Meno neve e ghiacciai in costante tendenza al ritiro. Per le Alpi italiane l’inverno 2024-2025 non è stato generoso. Non solo è stato povero di neve, ma durante lo stesso periodo, si sono registrati numero incidenti da valanga. A confermarlo è il quadro che emerge dall’ultimo bilancio del Sistema Nazionale per la Protezione dell’Ambiente (l’organismo cui fanno parte sia l’Ispra sia le Arpa delle diverse Regioni), impegnato in attività di monitoraggio e ricerca per studiare le dinamiche climatiche e comprendere meglio i fenomeni che influenzano le nostre montagne.

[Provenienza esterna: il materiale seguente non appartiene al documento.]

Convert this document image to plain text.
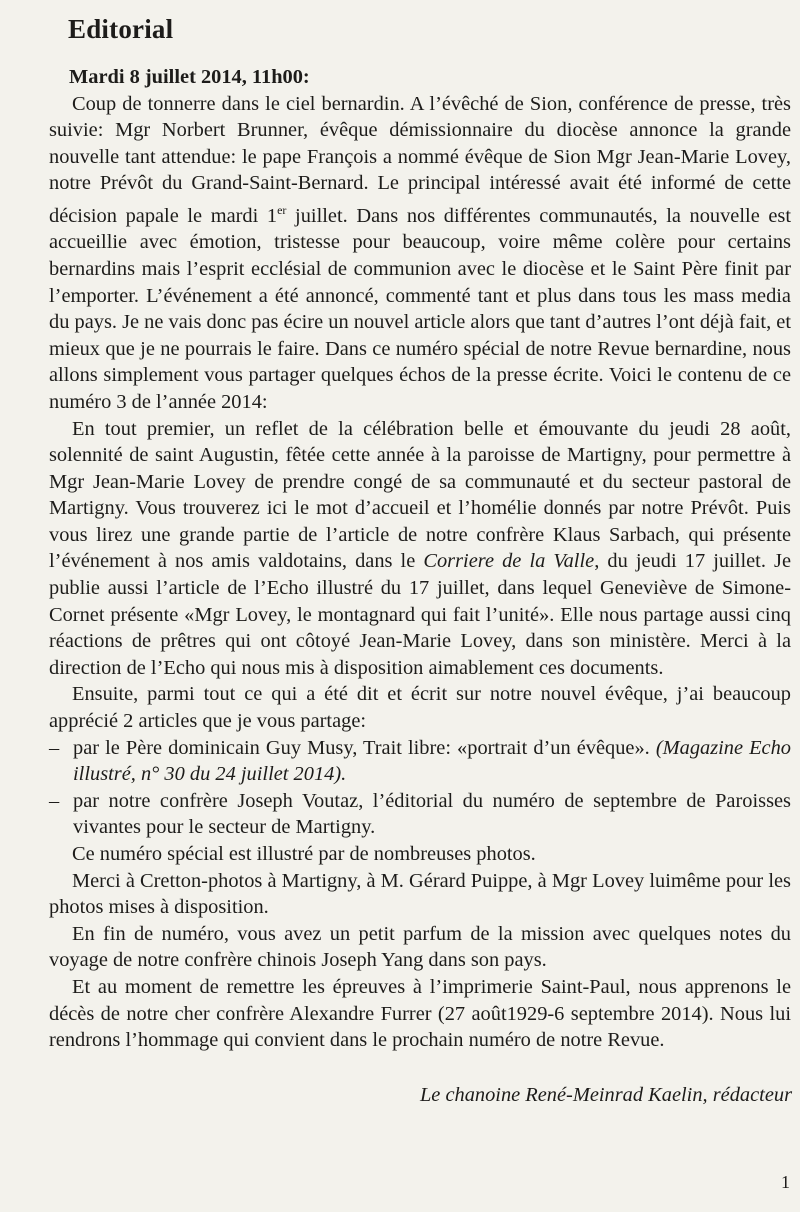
Editorial

Mardi 8 juillet 2014, 11h00:

Coup de tonnerre dans le ciel bernardin. A l’évêché de Sion, conférence de presse, très suivie: Mgr Norbert Brunner, évêque démissionnaire du diocèse annonce la grande nouvelle tant attendue: le pape François a nommé évêque de Sion Mgr Jean-Marie Lovey, notre Prévôt du Grand-Saint-Bernard. Le principal intéressé avait été informé de cette décision papale le mardi 1er juillet. Dans nos différentes communautés, la nouvelle est accueillie avec émotion, tristesse pour beaucoup, voire même colère pour certains bernardins mais l’esprit ecclésial de communion avec le diocèse et le Saint Père finit par l’emporter. L’événement a été annoncé, commenté tant et plus dans tous les mass media du pays. Je ne vais donc pas écire un nouvel article alors que tant d’autres l’ont déjà fait, et mieux que je ne pourrais le faire. Dans ce numéro spécial de notre Revue bernardine, nous allons simplement vous partager quelques échos de la presse écrite. Voici le contenu de ce numéro 3 de l’année 2014:

En tout premier, un reflet de la célébration belle et émouvante du jeudi 28 août, solennité de saint Augustin, fêtée cette année à la paroisse de Martigny, pour permettre à Mgr Jean-Marie Lovey de prendre congé de sa communauté et du secteur pastoral de Martigny. Vous trouverez ici le mot d’accueil et l’homélie donnés par notre Prévôt. Puis vous lirez une grande partie de l’article de notre confrère Klaus Sarbach, qui présente l’événement à nos amis valdotains, dans le Corriere de la Valle, du jeudi 17 juillet. Je publie aussi l’article de l’Echo illustré du 17 juillet, dans lequel Geneviève de Simone-Cornet présente «Mgr Lovey, le montagnard qui fait l’unité». Elle nous partage aussi cinq réactions de prêtres qui ont côtoyé Jean-Marie Lovey, dans son ministère. Merci à la direction de l’Echo qui nous mis à disposition aimablement ces documents.

Ensuite, parmi tout ce qui a été dit et écrit sur notre nouvel évêque, j’ai beaucoup apprécié 2 articles que je vous partage:

– par le Père dominicain Guy Musy, Trait libre: «portrait d’un évêque». (Magazine Echo illustré, n° 30 du 24 juillet 2014).

– par notre confrère Joseph Voutaz, l’éditorial du numéro de septembre de Paroisses vivantes pour le secteur de Martigny.

Ce numéro spécial est illustré par de nombreuses photos.

Merci à Cretton-photos à Martigny, à M. Gérard Puippe, à Mgr Lovey luimême pour les photos mises à disposition.

En fin de numéro, vous avez un petit parfum de la mission avec quelques notes du voyage de notre confrère chinois Joseph Yang dans son pays.

Et au moment de remettre les épreuves à l’imprimerie Saint-Paul, nous apprenons le décès de notre cher confrère Alexandre Furrer (27 août1929-6 septembre 2014). Nous lui rendrons l’hommage qui convient dans le prochain numéro de notre Revue.

Le chanoine René-Meinrad Kaelin, rédacteur
1
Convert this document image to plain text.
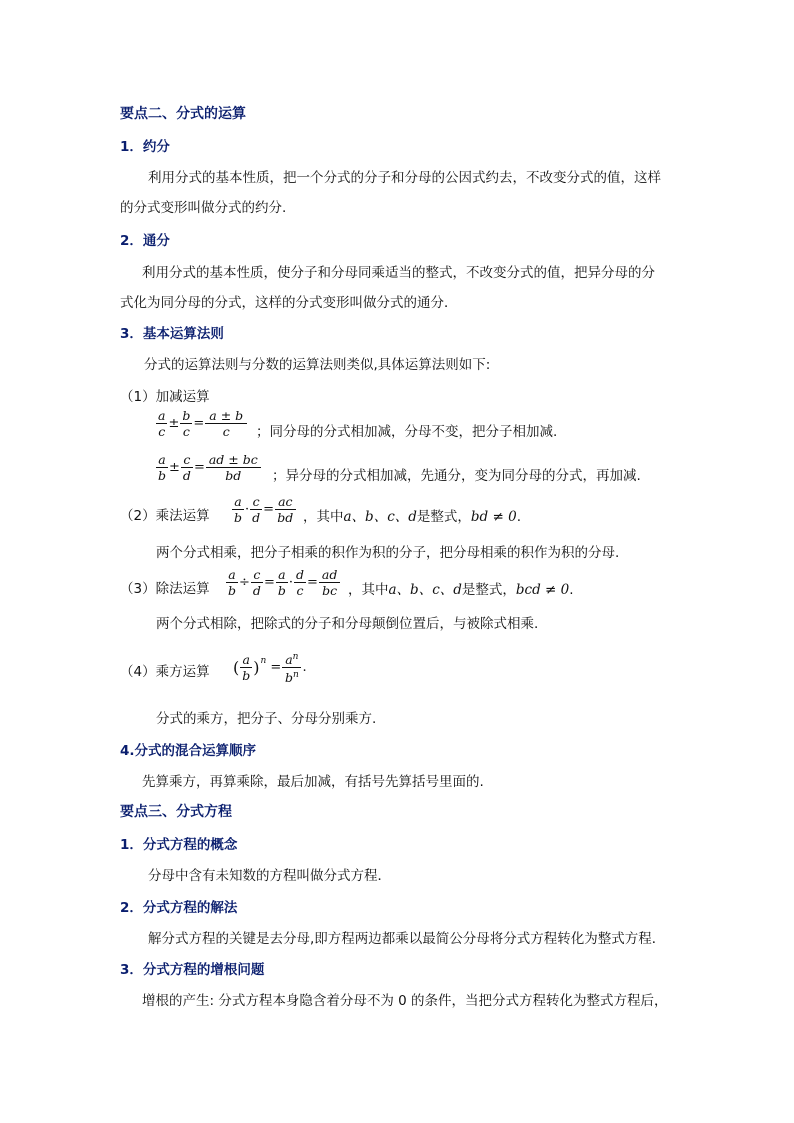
要点二、分式的运算
1．约分
利用分式的基本性质，把一个分式的分子和分母的公因式约去，不改变分式的值，这样
的分式变形叫做分式的约分.
2．通分
利用分式的基本性质，使分子和分母同乘适当的整式，不改变分式的值，把异分母的分
式化为同分母的分式，这样的分式变形叫做分式的通分．
3．基本运算法则
分式的运算法则与分数的运算法则类似,具体运算法则如下:
（1）加减运算
$\frac{a}{c} \pm \frac{b}{c} = \frac{a \pm b}{c}$ ；同分母的分式相加减，分母不变，把分子相加减.
$\frac{a}{b} \pm \frac{c}{d} = \frac{ad \pm bc}{bd}$ ；异分母的分式相加减，先通分，变为同分母的分式，再加减.
（2）乘法运算 $\frac{a}{b} \cdot \frac{c}{d} = \frac{ac}{bd}$ ，其中a、b、c、d是整式，bd ≠ 0.
两个分式相乘，把分子相乘的积作为积的分子，把分母相乘的积作为积的分母.
（3）除法运算 $\frac{a}{b} \div \frac{c}{d} = \frac{a}{b} \cdot \frac{d}{c} = \frac{ad}{bc}$ ，其中a、b、c、d是整式，bcd ≠ 0.
两个分式相除，把除式的分子和分母颠倒位置后，与被除式相乘.
（4）乘方运算 ( $\frac{a}{b} )^n = \frac{a^n}{b^n}$ .
分式的乘方，把分子、分母分别乘方.
4.分式的混合运算顺序
先算乘方，再算乘除，最后加减，有括号先算括号里面的.
要点三、分式方程
1．分式方程的概念
分母中含有未知数的方程叫做分式方程．
2．分式方程的解法
解分式方程的关键是去分母,即方程两边都乘以最简公分母将分式方程转化为整式方程．
3．分式方程的增根问题
增根的产生: 分式方程本身隐含着分母不为 0 的条件，当把分式方程转化为整式方程后，
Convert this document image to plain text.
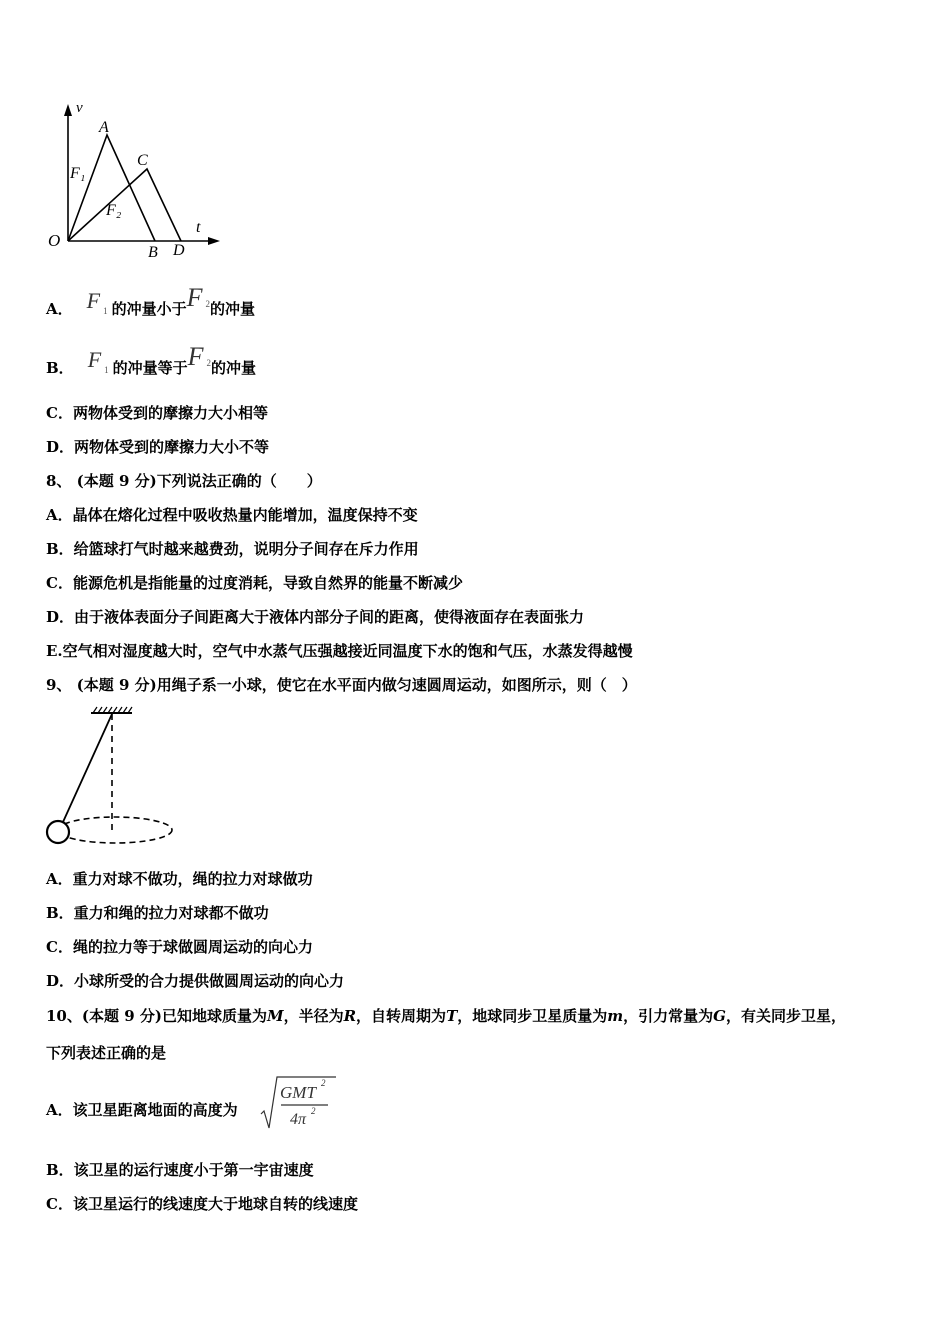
v
t
O
A
B
C
D
F₁
F₂
A． F 1 的冲量小于F $^2$的冲量
B． F 1 的冲量等于F $^2$的冲量
C．两物体受到的摩擦力大小相等
D．两物体受到的摩擦力大小不等
8、 (本题 9 分)下列说法正确的（　　）
A．晶体在熔化过程中吸收热量内能增加，温度保持不变
B．给篮球打气时越来越费劲，说明分子间存在斥力作用
C．能源危机是指能量的过度消耗，导致自然界的能量不断减少
D．由于液体表面分子间距离大于液体内部分子间的距离，使得液面存在表面张力
E.空气相对湿度越大时，空气中水蒸气压强越接近同温度下水的饱和气压，水蒸发得越慢
9、 (本题 9 分)用绳子系一小球，使它在水平面内做匀速圆周运动，如图所示，则（　）
A．重力对球不做功，绳的拉力对球做功
B．重力和绳的拉力对球都不做功
C．绳的拉力等于球做圆周运动的向心力
D．小球所受的合力提供做圆周运动的向心力
10、(本题 9 分)已知地球质量为M，半径为R，自转周期为T，地球同步卫星质量为m，引力常量为G，有关同步卫星，
下列表述正确的是
A．该卫星距离地面的高度为
GMT 2
4π 2
B．该卫星的运行速度小于第一宇宙速度
C．该卫星运行的线速度大于地球自转的线速度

Deficit tra il 20 e 40% in Piemonte

«In Piemonte il deficit nivometrico - scrive Snpa - ha raggiunto il 20–40%, collocandosi tra i meno nevosi degli ultimi 60 anni, soprattutto alle basse quote e nei settori meridionali».

Il numero di giorni con neve al suolo rispecchia questa tendenza, con una notevole carenza soprattutto sui settori meridionali, tra il -20 e il -50%: soprattutto ad inizio anno la copertura nevosa è stata breve e soggetta a fusione completa a causa di temperature miti ed eventi di pioggia su neve.